Friday, September 14, 2007

Gathering Glass Studio

As brothers-in-law and co-owners of their studio in Ashland, Oregon Keith Gabor and Scott Carlson are enjoying creative freedom while exploring the medium of blown glass. The wide variety of colors and forms that glass can take on, as well as the scientific properties, continue to intrigue and enlighten them in a way no other material does. They are partners in every way. They both have the skill set to function as lead gaffer or assistant, and they usually alternate our roles.
When creating new designs they will first sketch and contemplate color selections because each element in the glass that creates the color reacts and responds uniquely to one another. After agreeing upon a possible composition, the one who is gaffing gathers 2140° molten glass onto a stainless steel blowpipe from a furnace that contains 500 lb. Then he applies colors in the form of a solid glass bar for solid colors and/or crushed broken glass, called frit, for a mottled effect.
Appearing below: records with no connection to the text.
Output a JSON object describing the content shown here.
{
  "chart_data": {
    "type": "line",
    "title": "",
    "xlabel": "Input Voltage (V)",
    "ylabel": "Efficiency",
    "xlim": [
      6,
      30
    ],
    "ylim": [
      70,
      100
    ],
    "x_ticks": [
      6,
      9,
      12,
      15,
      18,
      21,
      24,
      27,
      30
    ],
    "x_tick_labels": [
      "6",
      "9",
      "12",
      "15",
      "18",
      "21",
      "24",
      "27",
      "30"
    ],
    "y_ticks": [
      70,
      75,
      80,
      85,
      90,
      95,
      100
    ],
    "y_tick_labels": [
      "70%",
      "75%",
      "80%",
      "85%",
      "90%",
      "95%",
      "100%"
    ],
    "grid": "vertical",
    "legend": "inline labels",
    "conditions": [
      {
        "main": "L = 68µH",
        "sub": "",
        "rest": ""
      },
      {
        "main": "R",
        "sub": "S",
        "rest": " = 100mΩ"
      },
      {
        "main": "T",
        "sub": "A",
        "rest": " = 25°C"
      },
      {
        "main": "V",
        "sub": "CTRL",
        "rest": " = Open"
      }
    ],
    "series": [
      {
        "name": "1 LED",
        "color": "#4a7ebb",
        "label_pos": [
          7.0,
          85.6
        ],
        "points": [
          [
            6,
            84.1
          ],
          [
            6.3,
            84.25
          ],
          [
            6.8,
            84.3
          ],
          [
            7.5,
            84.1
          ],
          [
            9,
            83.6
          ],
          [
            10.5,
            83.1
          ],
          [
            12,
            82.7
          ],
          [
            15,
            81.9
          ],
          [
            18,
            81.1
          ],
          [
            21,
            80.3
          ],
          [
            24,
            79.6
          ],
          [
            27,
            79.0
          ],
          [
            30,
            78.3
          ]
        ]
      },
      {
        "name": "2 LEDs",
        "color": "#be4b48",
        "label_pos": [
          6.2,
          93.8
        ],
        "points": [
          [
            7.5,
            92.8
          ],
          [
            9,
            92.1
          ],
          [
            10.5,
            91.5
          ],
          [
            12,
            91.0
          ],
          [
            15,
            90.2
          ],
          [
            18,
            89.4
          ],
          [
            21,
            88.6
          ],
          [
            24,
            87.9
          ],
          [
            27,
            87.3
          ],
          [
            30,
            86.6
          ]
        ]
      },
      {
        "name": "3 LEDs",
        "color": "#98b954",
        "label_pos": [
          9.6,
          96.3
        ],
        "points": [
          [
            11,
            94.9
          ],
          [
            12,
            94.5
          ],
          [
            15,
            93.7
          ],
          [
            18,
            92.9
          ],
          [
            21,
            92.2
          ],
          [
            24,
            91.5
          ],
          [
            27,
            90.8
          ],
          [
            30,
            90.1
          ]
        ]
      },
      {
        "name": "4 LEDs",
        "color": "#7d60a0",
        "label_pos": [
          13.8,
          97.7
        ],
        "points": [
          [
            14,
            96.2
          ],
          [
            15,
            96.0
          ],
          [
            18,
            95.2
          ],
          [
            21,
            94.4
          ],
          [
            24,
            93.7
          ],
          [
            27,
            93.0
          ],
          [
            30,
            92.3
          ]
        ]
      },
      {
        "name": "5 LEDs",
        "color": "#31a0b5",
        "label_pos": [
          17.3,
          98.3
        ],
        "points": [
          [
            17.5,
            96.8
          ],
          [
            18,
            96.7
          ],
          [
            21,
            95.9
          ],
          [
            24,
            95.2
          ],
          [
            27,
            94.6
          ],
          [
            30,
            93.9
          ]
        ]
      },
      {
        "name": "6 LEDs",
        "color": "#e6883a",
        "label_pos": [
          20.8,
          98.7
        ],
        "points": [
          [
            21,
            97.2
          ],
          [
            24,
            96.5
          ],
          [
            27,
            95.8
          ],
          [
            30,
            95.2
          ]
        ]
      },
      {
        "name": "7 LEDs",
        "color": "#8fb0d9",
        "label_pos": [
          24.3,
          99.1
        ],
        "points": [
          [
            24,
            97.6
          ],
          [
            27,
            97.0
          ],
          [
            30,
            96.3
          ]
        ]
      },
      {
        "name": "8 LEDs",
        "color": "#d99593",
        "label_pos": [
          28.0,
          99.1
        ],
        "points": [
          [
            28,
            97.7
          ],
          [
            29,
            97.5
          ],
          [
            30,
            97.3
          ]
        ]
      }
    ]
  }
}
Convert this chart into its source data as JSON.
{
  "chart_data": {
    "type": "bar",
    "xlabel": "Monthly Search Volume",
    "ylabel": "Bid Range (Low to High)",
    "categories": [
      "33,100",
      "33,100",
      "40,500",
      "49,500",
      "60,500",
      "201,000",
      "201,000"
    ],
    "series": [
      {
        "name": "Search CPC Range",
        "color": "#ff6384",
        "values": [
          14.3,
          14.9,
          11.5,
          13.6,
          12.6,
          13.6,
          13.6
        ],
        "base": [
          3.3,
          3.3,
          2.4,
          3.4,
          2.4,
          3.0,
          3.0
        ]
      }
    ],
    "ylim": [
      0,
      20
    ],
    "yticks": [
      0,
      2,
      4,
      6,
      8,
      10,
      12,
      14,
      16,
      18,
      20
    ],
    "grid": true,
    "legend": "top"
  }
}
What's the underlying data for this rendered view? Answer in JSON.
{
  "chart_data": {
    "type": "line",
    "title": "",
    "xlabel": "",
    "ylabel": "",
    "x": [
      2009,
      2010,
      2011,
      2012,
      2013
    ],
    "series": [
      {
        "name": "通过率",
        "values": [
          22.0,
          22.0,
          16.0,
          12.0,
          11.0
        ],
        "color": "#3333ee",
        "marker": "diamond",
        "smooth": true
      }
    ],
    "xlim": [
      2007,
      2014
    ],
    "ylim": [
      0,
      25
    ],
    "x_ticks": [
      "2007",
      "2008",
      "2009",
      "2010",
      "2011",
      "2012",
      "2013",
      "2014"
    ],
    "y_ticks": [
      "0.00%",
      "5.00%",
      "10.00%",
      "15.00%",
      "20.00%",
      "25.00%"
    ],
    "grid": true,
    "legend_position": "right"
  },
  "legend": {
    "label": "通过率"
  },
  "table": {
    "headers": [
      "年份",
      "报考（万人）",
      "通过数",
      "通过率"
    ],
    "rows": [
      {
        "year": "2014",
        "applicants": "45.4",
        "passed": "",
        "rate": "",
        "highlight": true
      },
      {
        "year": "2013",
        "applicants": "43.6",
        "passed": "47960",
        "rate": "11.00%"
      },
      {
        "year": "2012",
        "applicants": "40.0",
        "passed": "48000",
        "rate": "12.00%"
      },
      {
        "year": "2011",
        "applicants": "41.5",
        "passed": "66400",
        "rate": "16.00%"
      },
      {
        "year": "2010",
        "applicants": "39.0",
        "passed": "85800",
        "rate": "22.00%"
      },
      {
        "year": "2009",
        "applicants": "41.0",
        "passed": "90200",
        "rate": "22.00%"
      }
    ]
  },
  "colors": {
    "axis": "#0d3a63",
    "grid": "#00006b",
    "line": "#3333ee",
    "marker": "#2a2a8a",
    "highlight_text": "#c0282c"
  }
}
Using wooden and steel tools, wet newspaper, centrifugal force and gravity, the gaffer works the glass as the assistant fills the vessel with blown air. After the assistant transfers the vessel onto a solid pipe, called a punty, the final shape, design and texture is achieved. Throughout the process the glass is kept at working temperature using a variety of torches and by reheating it in a 2300° gas and oxygen fired oven, called the glory hole. Once the desired effect is achieved, the gaffer shocks the vessel off the punty and the assistant catches the completed vessel and loads it into an annealing oven set at 898°. At the end of the day they cycle down the oven, over at least a 12-hour period, so that the glass slowly cools to room temperature. At last the unique creation is complete but from each expression new ideas always form.